Braconids are a type of parasitoid wasp.  They come in many different shapes, sizes and colours, but the thing they all have in common is that they spend their childhood inside another species!

Female Braconids inject their own eggs into the bodies of other insects.  In the clip above you can see that a braconid, which goes by the scientific name of Apanteles glomeratus, has laid its eggs inside the caterpillar of a large white butterfly.

It's believed that the eggs are coated in a virus which disables the host's immune system, allowing them to hatch, and the larvae to grow, without the host knowing.  The larvae feed on the insides of the living creature, cleverly avoiding the vital organs, thereby keeping their host alive.

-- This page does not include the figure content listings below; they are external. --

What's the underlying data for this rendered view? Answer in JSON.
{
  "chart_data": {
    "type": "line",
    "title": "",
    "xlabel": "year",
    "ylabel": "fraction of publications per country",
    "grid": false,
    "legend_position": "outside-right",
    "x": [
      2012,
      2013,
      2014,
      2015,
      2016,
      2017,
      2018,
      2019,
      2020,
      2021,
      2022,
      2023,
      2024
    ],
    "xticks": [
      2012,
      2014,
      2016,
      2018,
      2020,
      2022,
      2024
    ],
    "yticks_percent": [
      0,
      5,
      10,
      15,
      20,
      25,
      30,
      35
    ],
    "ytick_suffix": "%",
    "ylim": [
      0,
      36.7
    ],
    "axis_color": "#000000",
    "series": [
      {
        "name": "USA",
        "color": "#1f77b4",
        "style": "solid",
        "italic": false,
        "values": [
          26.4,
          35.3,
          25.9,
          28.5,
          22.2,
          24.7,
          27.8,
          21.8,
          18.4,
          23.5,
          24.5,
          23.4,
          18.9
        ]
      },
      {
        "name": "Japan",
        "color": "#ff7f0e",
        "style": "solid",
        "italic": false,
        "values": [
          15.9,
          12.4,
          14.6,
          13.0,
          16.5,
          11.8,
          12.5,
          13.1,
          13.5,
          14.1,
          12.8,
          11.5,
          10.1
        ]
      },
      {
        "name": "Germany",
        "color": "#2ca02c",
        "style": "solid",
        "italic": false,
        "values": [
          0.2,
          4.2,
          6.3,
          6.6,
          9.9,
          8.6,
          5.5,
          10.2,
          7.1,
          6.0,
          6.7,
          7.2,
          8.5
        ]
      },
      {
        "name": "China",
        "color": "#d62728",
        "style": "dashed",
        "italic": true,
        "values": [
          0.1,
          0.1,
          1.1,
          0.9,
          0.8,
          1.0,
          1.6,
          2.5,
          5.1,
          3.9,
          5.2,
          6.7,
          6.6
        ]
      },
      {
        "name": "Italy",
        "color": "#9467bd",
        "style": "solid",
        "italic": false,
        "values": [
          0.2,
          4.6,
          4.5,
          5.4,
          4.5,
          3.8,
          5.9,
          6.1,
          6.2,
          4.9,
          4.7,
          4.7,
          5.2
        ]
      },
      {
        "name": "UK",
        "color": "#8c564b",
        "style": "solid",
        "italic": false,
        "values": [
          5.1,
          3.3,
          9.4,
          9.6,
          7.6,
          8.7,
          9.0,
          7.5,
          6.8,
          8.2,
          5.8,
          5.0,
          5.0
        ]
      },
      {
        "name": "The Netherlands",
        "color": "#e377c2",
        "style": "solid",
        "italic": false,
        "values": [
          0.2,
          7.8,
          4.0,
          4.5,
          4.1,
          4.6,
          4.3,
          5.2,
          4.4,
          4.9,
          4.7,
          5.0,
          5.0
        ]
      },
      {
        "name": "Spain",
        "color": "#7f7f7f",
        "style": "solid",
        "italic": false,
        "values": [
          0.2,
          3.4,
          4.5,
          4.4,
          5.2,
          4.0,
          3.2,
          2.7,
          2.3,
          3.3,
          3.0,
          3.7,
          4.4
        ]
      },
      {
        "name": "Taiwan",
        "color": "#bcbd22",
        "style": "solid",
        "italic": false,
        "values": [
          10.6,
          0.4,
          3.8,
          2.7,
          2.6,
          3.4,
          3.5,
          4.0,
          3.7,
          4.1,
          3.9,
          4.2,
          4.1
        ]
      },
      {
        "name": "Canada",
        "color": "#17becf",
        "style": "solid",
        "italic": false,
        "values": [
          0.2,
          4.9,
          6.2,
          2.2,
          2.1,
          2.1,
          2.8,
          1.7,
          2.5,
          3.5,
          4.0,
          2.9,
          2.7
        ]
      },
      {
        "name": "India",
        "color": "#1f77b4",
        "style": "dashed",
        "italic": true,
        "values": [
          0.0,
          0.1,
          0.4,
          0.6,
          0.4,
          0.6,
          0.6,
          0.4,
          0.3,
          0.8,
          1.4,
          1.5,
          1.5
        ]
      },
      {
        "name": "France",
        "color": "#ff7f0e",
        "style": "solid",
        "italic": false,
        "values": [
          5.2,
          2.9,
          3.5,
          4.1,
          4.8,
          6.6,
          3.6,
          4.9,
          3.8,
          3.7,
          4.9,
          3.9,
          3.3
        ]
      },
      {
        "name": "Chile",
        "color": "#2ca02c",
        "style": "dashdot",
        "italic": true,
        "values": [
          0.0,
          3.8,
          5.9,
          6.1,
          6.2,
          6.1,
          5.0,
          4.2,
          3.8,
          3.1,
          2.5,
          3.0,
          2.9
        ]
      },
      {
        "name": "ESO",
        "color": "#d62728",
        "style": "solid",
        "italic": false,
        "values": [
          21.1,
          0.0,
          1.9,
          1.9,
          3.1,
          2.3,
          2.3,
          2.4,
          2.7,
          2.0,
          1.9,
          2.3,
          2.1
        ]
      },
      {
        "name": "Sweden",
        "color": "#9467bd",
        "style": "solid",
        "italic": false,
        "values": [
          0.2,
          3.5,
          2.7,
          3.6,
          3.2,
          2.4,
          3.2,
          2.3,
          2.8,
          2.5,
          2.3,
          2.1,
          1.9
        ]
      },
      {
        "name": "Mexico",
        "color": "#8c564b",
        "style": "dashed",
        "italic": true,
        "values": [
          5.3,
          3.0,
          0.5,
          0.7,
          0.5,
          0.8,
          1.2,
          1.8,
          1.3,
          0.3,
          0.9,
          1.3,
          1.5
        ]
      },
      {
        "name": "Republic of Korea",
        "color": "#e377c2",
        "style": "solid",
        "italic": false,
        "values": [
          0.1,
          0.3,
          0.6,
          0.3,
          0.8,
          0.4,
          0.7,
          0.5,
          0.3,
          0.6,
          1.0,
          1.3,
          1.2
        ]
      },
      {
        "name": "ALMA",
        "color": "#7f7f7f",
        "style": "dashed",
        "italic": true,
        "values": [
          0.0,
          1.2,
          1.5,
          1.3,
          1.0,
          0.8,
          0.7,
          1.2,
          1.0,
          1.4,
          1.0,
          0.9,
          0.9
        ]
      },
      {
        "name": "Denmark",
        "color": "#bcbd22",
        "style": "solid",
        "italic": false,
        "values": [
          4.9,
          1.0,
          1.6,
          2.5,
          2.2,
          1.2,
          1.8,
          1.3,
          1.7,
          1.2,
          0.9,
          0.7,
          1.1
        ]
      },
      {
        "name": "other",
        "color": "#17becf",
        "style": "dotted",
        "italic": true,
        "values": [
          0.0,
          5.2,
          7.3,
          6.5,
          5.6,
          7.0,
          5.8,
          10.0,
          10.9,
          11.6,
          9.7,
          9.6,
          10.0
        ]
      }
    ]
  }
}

When the Braconid larvae are fully grown they eat their way out of their host by chewing a small hole in the skin.  The wasp larvae wriggle out and pupate beside their host.

You might think that after all this the unlucky host would just collapse and die.  Incredibly, the nightmare for the caterpillar is still not over.  As if in some zombie-like state, it spins a web of silk over the Braconid cocoons to protect them!

The developing cocoons are prone to attack by an even smaller species of parasitic wasp (hyperparasitoids) called Lysibia nanus.  To prevent this happening, the barely alive host caterpillar keeps watch over the developing parasitoids, flicking away intruders until the adult Braconid wasps emerge.